Я двигаюсь. Ветви и хвоя, бросающие тень на мое сердце, колышутся.

Во времена Вероники Франко, в шестнадцатом веке, быть проституткой не считалось зазорным. Поэтому, как рассудила Белль, и она не распутница, просто распаляет воображение своих клиентов, тем самым помогая им относиться к своим женам лучше. Разве плохо, что они приходят к ней, добровольной и увлеченной участнице любовного действа, вместо того, чтобы заставлять себя ложиться в постель к холодным женам или невестам? Она в этом деле искусна, так почему не поделиться собой, когда ей того хочется? Она надеется, что найдется такой мужчина, который поймет это. Если хочешь любить Белль, предоставь ей свободу.

Она поворачивается и смотрит на кровать. Простыни все еще смяты после их любовных игр. Доктор оставил увесистую пачку банкнот на подушке. Этого более чем достаточно, чтобы оплатить аренду квартиры на месяц вперед. Трудно поверить, но прошло уже больше года после ее первого удивительного перевоплощения в Белль в день маскарада. Несколько недель она безуспешно пыталась забыть о том, что с ней произошло. Ощущения, испытанные в тот вечер, не покидали ее ни на минуту. Воображаемые пальцы прикасались к ней, она чувствовала его тело в своих руках, и это доводило ее до грани. Ее терзал неутолимый любовный зуд.

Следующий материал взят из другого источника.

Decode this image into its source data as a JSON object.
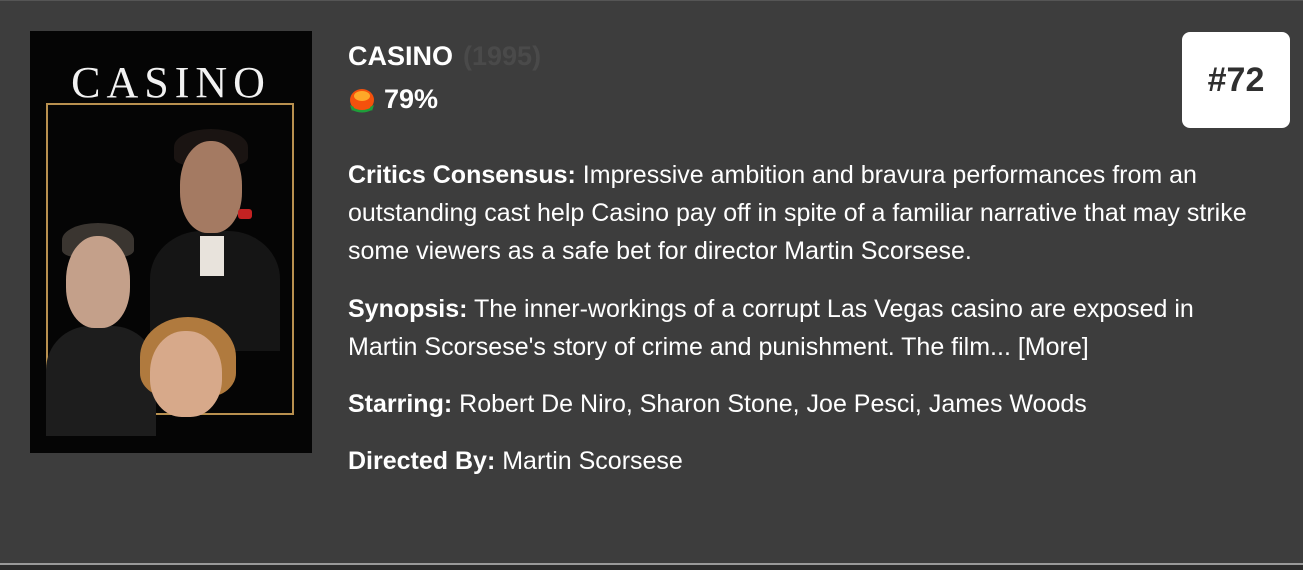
{
  "movie": {
    "title": "CASINO",
    "year": "(1995)",
    "score": "79%",
    "rank": "#72",
    "poster": {
      "title": "CASINO"
    },
    "consensus": {
      "label": "Critics Consensus:",
      "text": "Impressive ambition and bravura performances from an outstanding cast help Casino pay off in spite of a familiar narrative that may strike some viewers as a safe bet for director Martin Scorsese."
    },
    "synopsis": {
      "label": "Synopsis:",
      "text": "The inner-workings of a corrupt Las Vegas casino are exposed in Martin Scorsese's story of crime and punishment. The film...",
      "more": "[More]"
    },
    "starring": {
      "label": "Starring:",
      "text": "Robert De Niro, Sharon Stone, Joe Pesci, James Woods"
    },
    "directed": {
      "label": "Directed By:",
      "text": "Martin Scorsese"
    }
  },
  "icons": {
    "score": "tomatometer-fresh-icon"
  },
  "colors": {
    "background": "#3d3d3d",
    "text": "#ffffff",
    "year": "#4a4a4a",
    "badge_bg": "#ffffff",
    "badge_text": "#2f2f2f",
    "poster_frame": "#b8904f"
  }
}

Не в силах выбросить из головы ощущение слияния с молодым человеком, она пыталась перенести этот образ в супружескую спальню. Ничего не вышло. Синьор Бжезинский заявил, что она выглядит непотребно в египетском наряде, и после того как он, не обращая внимания на слезы жены, заставил ее снять пышное убранство и смыть макияж, какие бы то ни было желания покинули ее. Разумеется, жестокому супругу доставила удовольствие ее, как он выразился, апатия, и тогда же он предался акту любви. Ее вялость и безразличие распалили его так, что стало очевидно: он абсолютно равнодушен к тому, испытывает она удовольствие или нет. Вернулись старые ощущения унижения, бессилия, начав душить ее часть, пробудившуюся в ночь, когда она была египтянкой. И вот так, охваченная отчаянием, она мало-помалу начала карьеру проститутки. Как только муж в очередной раз уехал по делам, она, основательно изменив свой облик, вышла на улицу. Первые несколько раз находила клиентов у моста Риальто, но потом, когда стало холодать, поняла, что для ее целей гораздо удобнее снять квартиру где-нибудь в городе подальше от дома, к тому же так уважать ее будут больше.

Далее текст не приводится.